Daniachew Worku: The Thirteenth Sun
Unlike his other works, which were written in Amharic, Worku wrote this one in English and we should be very grateful that he did, as it is a fascinating work. It is nominally the story of an old, irascible, dying man, being accompanied to a holy Christian site by his son and daughter (children of different mothers) but is about the clash between old values and new values and the real Ethiopia versus the mythic Ethiopia. The title comes from an advert for Ethiopian Airlines which we see in the first and last paragraphs of the book – Fly Ethiopian Airlines – Thirteen Months of Sunshine.
Fitawrary Woldu has lived a spoilt life. He has, at least according to his son, been selfish, exploited people (including his children) and generally not lived a good life. He is now dying and feels that he can redeem his soul by going to a holy place to pray and have prayers said for him and, at the same time, making donations to holy causes. Much of his money comes from the mother of his son, Goytom, to whom he was not, according to Goytom, a good husband. Woynitu, his daughter, whom he has clearly neglected, has ambivalent feelings about him but does want a father. The matter is complicated by the fact that Goytom is clearly physically attracted to his half-sister. The journey is difficult, with continual complaints from the Fitawrary (fitawrary is a title given to a dignitary), even though he is being carried. When they arrive at their destination, Goytom finds difficulty in getting them accommodation and eventually they find a not very salubrious peasant’s hut, where there is a sick woman, but it is the best they can do.

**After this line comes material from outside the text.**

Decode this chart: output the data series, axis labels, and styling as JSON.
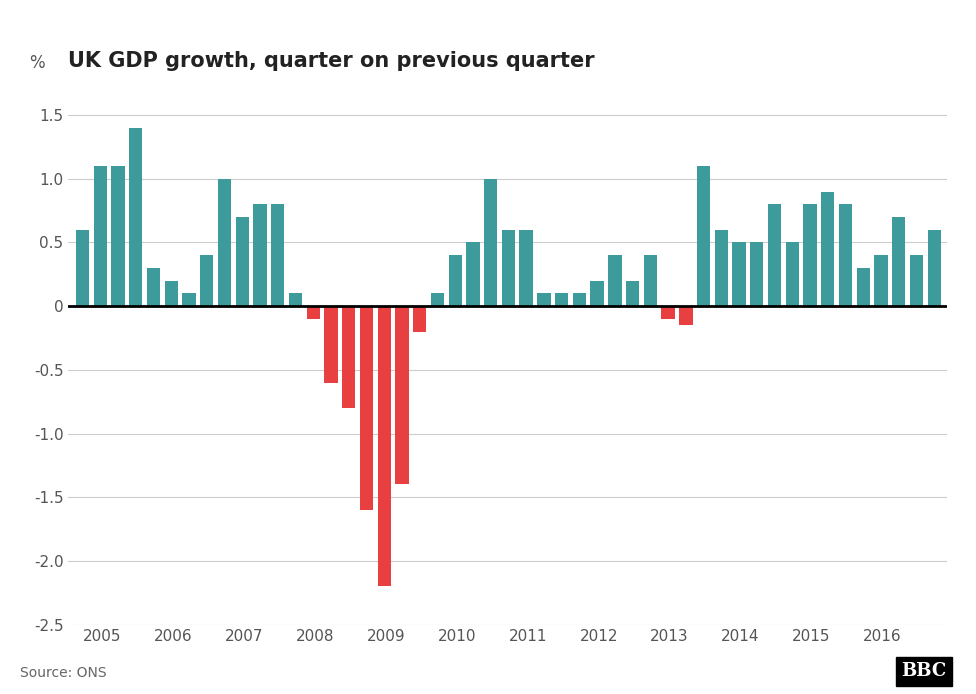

One of the techniques that Worku uses is to tell the story from different perspectives, with each chapter headed by the name of the individual and we hear not only from the three pilgrims but also from the peasant and his wife. The wife is what Worku calls a conjuror-woman, i.e. someone who espouses the old religion but mixes a dose of Christianity into it and the Fitawrary is soon attracted by her approach. Her husband, however, is very sceptical, though he plays along. For example, when there is a sacrifice and the meat is given to the devil, so that he will be too preoccupied to hurt the subject, the husband is more than happy to steal the meat for his own food. The contrast between”pure” Christianity and the old religion, often mixed in with Christianity, is very strong in this novel and Worku makes the point very clearly. Goytom is equally sceptical about both forms of religion and goes along just to keep his father happy, despite his thoroughly ambivalent relationship with his father.

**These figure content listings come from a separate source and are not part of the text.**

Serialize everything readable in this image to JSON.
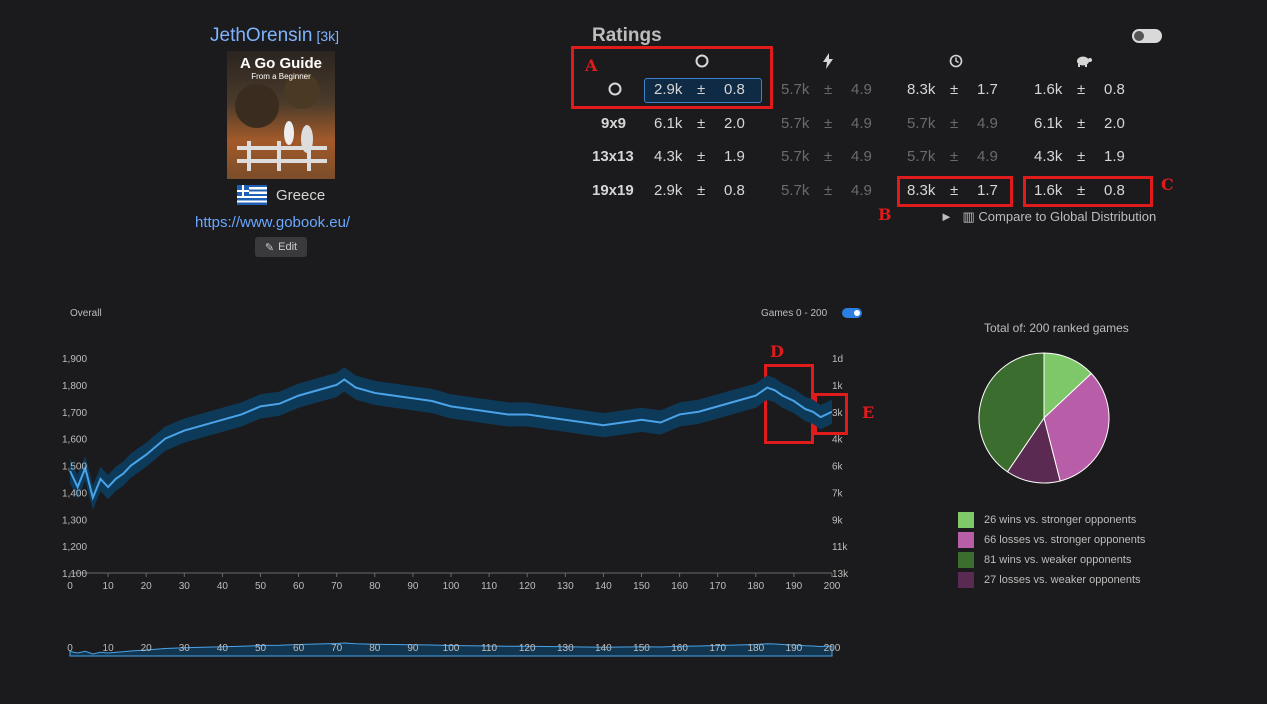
{
  "profile": {
    "username": "JethOrensin",
    "rank": "[3k]",
    "avatar_title": "A Go Guide",
    "avatar_subtitle": "From a Beginner",
    "country": "Greece",
    "website": "https://www.gobook.eu/",
    "edit_label": "Edit"
  },
  "ratings": {
    "title": "Ratings",
    "columns": [
      "overall-icon",
      "blitz-icon",
      "live-icon",
      "correspondence-icon"
    ],
    "rows": [
      {
        "label": "",
        "label_icon": "overall-icon",
        "cells": [
          [
            "2.9k",
            "±",
            "0.8"
          ],
          [
            "5.7k",
            "±",
            "4.9"
          ],
          [
            "8.3k",
            "±",
            "1.7"
          ],
          [
            "1.6k",
            "±",
            "0.8"
          ]
        ]
      },
      {
        "label": "9x9",
        "cells": [
          [
            "6.1k",
            "±",
            "2.0"
          ],
          [
            "5.7k",
            "±",
            "4.9"
          ],
          [
            "5.7k",
            "±",
            "4.9"
          ],
          [
            "6.1k",
            "±",
            "2.0"
          ]
        ]
      },
      {
        "label": "13x13",
        "cells": [
          [
            "4.3k",
            "±",
            "1.9"
          ],
          [
            "5.7k",
            "±",
            "4.9"
          ],
          [
            "5.7k",
            "±",
            "4.9"
          ],
          [
            "4.3k",
            "±",
            "1.9"
          ]
        ]
      },
      {
        "label": "19x19",
        "cells": [
          [
            "2.9k",
            "±",
            "0.8"
          ],
          [
            "5.7k",
            "±",
            "4.9"
          ],
          [
            "8.3k",
            "±",
            "1.7"
          ],
          [
            "1.6k",
            "±",
            "0.8"
          ]
        ]
      }
    ],
    "dim": [
      [
        false,
        true,
        false,
        false
      ],
      [
        false,
        true,
        true,
        false
      ],
      [
        false,
        true,
        true,
        false
      ],
      [
        false,
        true,
        false,
        false
      ]
    ],
    "compare_label": "Compare to Global Distribution"
  },
  "annotations": [
    "A",
    "B",
    "C",
    "D",
    "E"
  ],
  "colors": {
    "accent": "#3b82c9",
    "annotation": "#e01b1b",
    "line": "#4aa3e8",
    "band": "#0e3a5a"
  },
  "chart_data": [
    {
      "type": "line",
      "title": "Overall",
      "range_label": "Games 0 - 200",
      "x_ticks": [
        0,
        10,
        20,
        30,
        40,
        50,
        60,
        70,
        80,
        90,
        100,
        110,
        120,
        130,
        140,
        150,
        160,
        170,
        180,
        190,
        200
      ],
      "y_ticks": [
        1100,
        1200,
        1300,
        1400,
        1500,
        1600,
        1700,
        1800,
        1900
      ],
      "y_tick_labels": [
        "1,100",
        "1,200",
        "1,300",
        "1,400",
        "1,500",
        "1,600",
        "1,700",
        "1,800",
        "1,900"
      ],
      "y2_ticks": [
        "1d",
        "1k",
        "3k",
        "4k",
        "6k",
        "7k",
        "9k",
        "11k",
        "13k"
      ],
      "ylim": [
        1100,
        1900
      ],
      "xlim": [
        0,
        200
      ],
      "grid": false,
      "series": [
        {
          "x": [
            0,
            2,
            4,
            6,
            8,
            10,
            12,
            14,
            16,
            18,
            20,
            25,
            30,
            35,
            40,
            45,
            50,
            55,
            60,
            65,
            70,
            72,
            75,
            80,
            85,
            90,
            95,
            100,
            105,
            110,
            115,
            120,
            125,
            130,
            135,
            140,
            145,
            150,
            155,
            160,
            165,
            170,
            175,
            180,
            183,
            185,
            187,
            190,
            193,
            195,
            197,
            200
          ],
          "y": [
            1480,
            1420,
            1490,
            1380,
            1450,
            1420,
            1450,
            1470,
            1500,
            1520,
            1540,
            1600,
            1630,
            1650,
            1670,
            1690,
            1720,
            1730,
            1760,
            1780,
            1800,
            1820,
            1790,
            1770,
            1760,
            1750,
            1740,
            1720,
            1710,
            1700,
            1690,
            1690,
            1680,
            1670,
            1660,
            1650,
            1660,
            1670,
            1660,
            1690,
            1700,
            1720,
            1740,
            1760,
            1790,
            1780,
            1760,
            1740,
            1710,
            1700,
            1680,
            1700
          ],
          "band": 90
        }
      ]
    },
    {
      "type": "area",
      "x_ticks": [
        0,
        10,
        20,
        30,
        40,
        50,
        60,
        70,
        80,
        90,
        100,
        110,
        120,
        130,
        140,
        150,
        160,
        170,
        180,
        190,
        200
      ],
      "xlim": [
        0,
        200
      ]
    },
    {
      "type": "pie",
      "title": "Total of: 200 ranked games",
      "slices": [
        {
          "label": "26 wins vs. stronger opponents",
          "value": 26,
          "color": "#7ec86a"
        },
        {
          "label": "66 losses vs. stronger opponents",
          "value": 66,
          "color": "#b85ea8"
        },
        {
          "label": "27 losses vs. weaker opponents",
          "value": 27,
          "color": "#5a2a52"
        },
        {
          "label": "81 wins vs. weaker opponents",
          "value": 81,
          "color": "#3b6e2e"
        }
      ],
      "legend": [
        {
          "label": "26 wins vs. stronger opponents",
          "color": "#7ec86a"
        },
        {
          "label": "66 losses vs. stronger opponents",
          "color": "#b85ea8"
        },
        {
          "label": "81 wins vs. weaker opponents",
          "color": "#3b6e2e"
        },
        {
          "label": "27 losses vs. weaker opponents",
          "color": "#5a2a52"
        }
      ]
    }
  ]
}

Goytom – or Worku through Goytom – is also clearly ambivalent about his own country. There is a wonderful lyrical passage, where each paragraph starts Beautiful Ethiopia and he goes on to describe the beauties of the country, the landscape and the culture but, mixed in with this, is the description of all that is wrong with the country – the poverty, disease, oppression, Western influence and so on. It is very well done and very effective. Ultimately, of course, the clash of the cultures is not going to work and we are back to thirteen months of sunshine – in the middle of a rainstorm. But Worku shows us the mythic landscape of his culture and country, using the journey of a dying man to his death as his background, and he tells his story very well.